THE NATIONAL AGENCY’S PERSPECTIVE
• Innovative: The students assume control of what happens, guided by members of staff. They have created among themselves an effective project management team, allocating roles and responsibilities and running the day to day aspects of the project with minimal intervention. They refer to themselves as a ‘community’ or a ‘family’. They are able to articulate clearly the purpose and impact of the project on the people they work with and on themselves.
• Replicable: the model is replicable. The stimulus of an international event on the doorstep to generate interest in and opportunities for language learning is not new. This project seems to have been particularly successful in exploiting the opportunity. They have acted fast and developed a language learning project that offers much more. They see language as part of a bigger picture that enables them to connect with their own wider community and across international boundaries. The students’ view is that their model would work particularly well with lesser taught languages and/or those where cultural difference can be a stimulus to engagement. The Musubi days that they organise and run have a strong cultural theme through which language is threaded (making kimonos from newspaper; taking part in traditional and modern Japanese sports)

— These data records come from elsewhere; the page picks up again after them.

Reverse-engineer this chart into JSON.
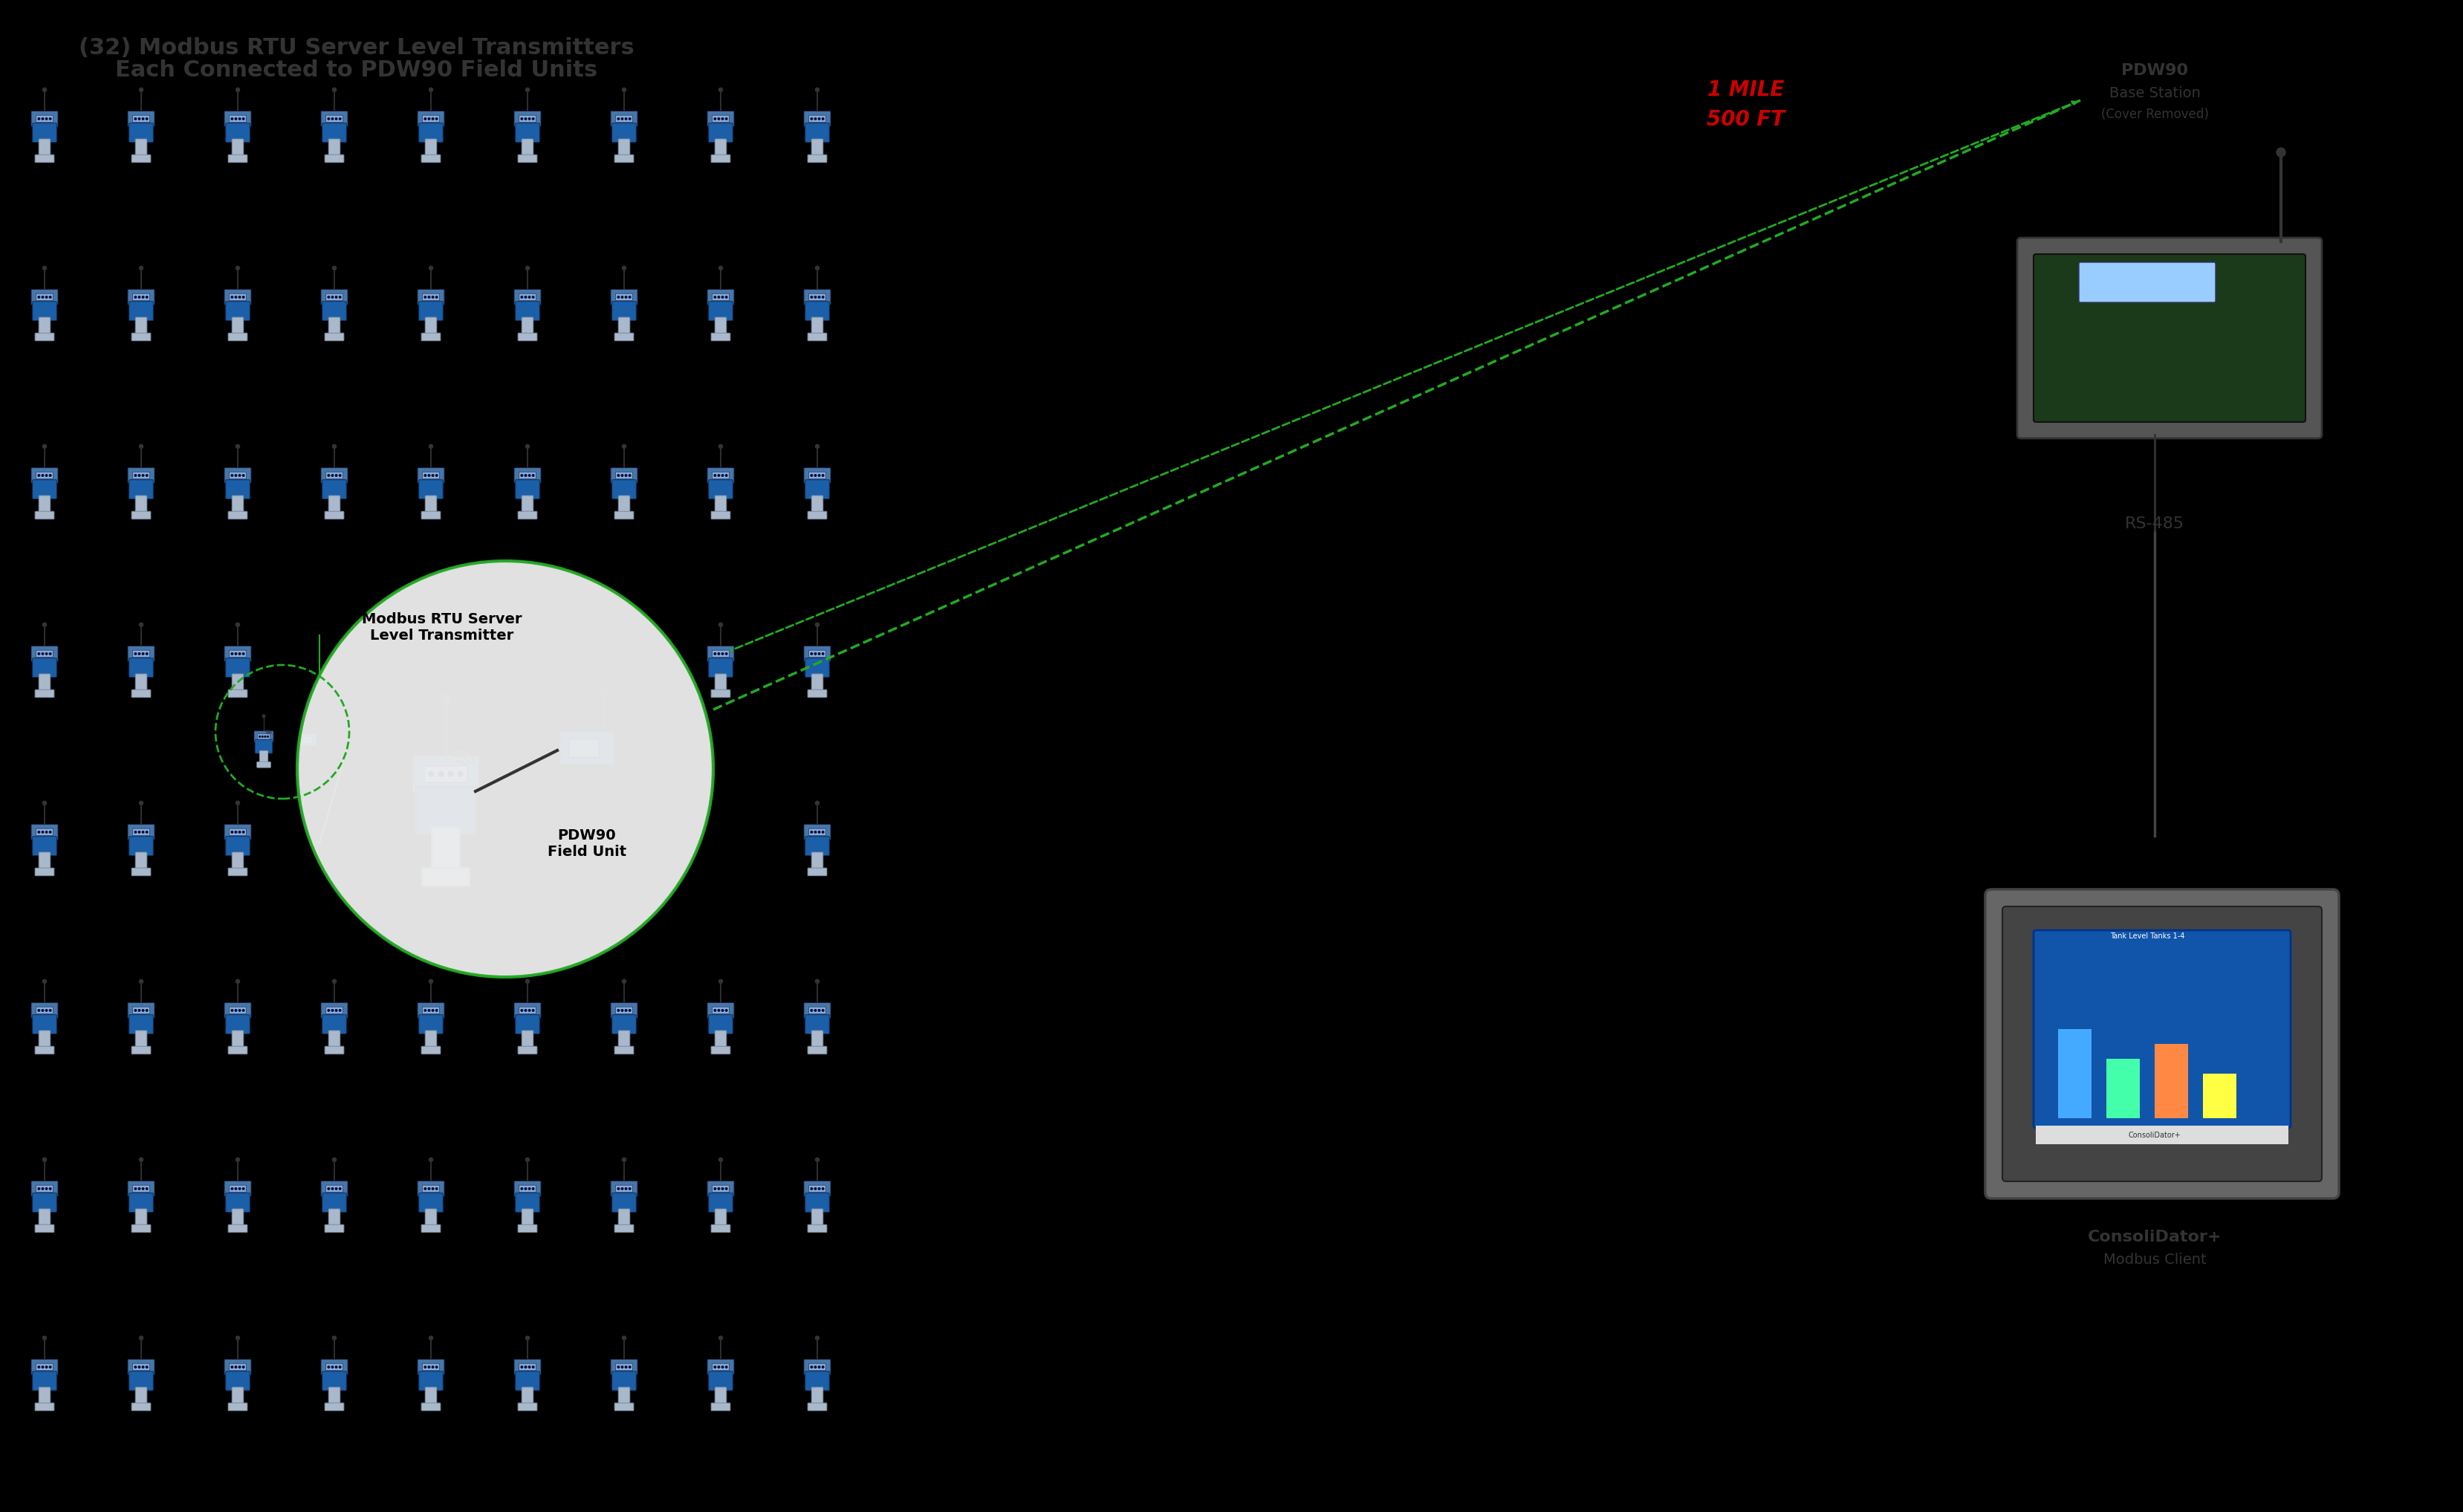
{
  "bg_color": "#000000",
  "title_line1": "(32) Modbus RTU Server Level Transmitters",
  "title_line2": "Each Connected to PDW90 Field Units",
  "title_color": "#333333",
  "title_fontsize": 22,
  "distance_label1": "1 MILE",
  "distance_label2": "500 FT",
  "distance_color": "#cc0000",
  "distance_fontsize": 20,
  "circle_label1": "Modbus RTU Server",
  "circle_label2": "Level Transmitter",
  "circle_label3": "PDW90",
  "circle_label4": "Field Unit",
  "circle_label_color": "#000000",
  "pdw90_base_label1": "PDW90",
  "pdw90_base_label2": "Base Station",
  "pdw90_base_label3": "(Cover Removed)",
  "rs485_label": "RS-485",
  "consolidator_label1": "ConsoliDator+",
  "consolidator_label2": "Modbus Client",
  "label_color": "#333333",
  "grid_rows": 8,
  "grid_cols": 9,
  "transmitter_color_body": "#1a5fa8",
  "transmitter_color_top": "#555555",
  "antenna_color": "#222222",
  "circle_bg": "#f0f0f0",
  "circle_edge": "#22aa22",
  "dashed_line_color": "#22aa22",
  "arrow_color": "#22aa22"
}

• Effective: there has been a rapid increase in the numbers of students in A level Japanese. From September 2010 there will be 11 taking the A level option (from 5 in the 09/10 cohort). Staff and students attribute this increase directly to involvement with the project. The project is developing a cascade model, creating a network of schools that have been recipients of a Musubi day and have replicated the experience within their own ‘families’. The presence of the Japanese Olympic team in Loughborough for training is already opening up opportunities for the project team to engage in real interchange (interviews with 400 metre hurdlers have already happened); there are plans afoot to take a leading role in the welcome and orientation of the athletes.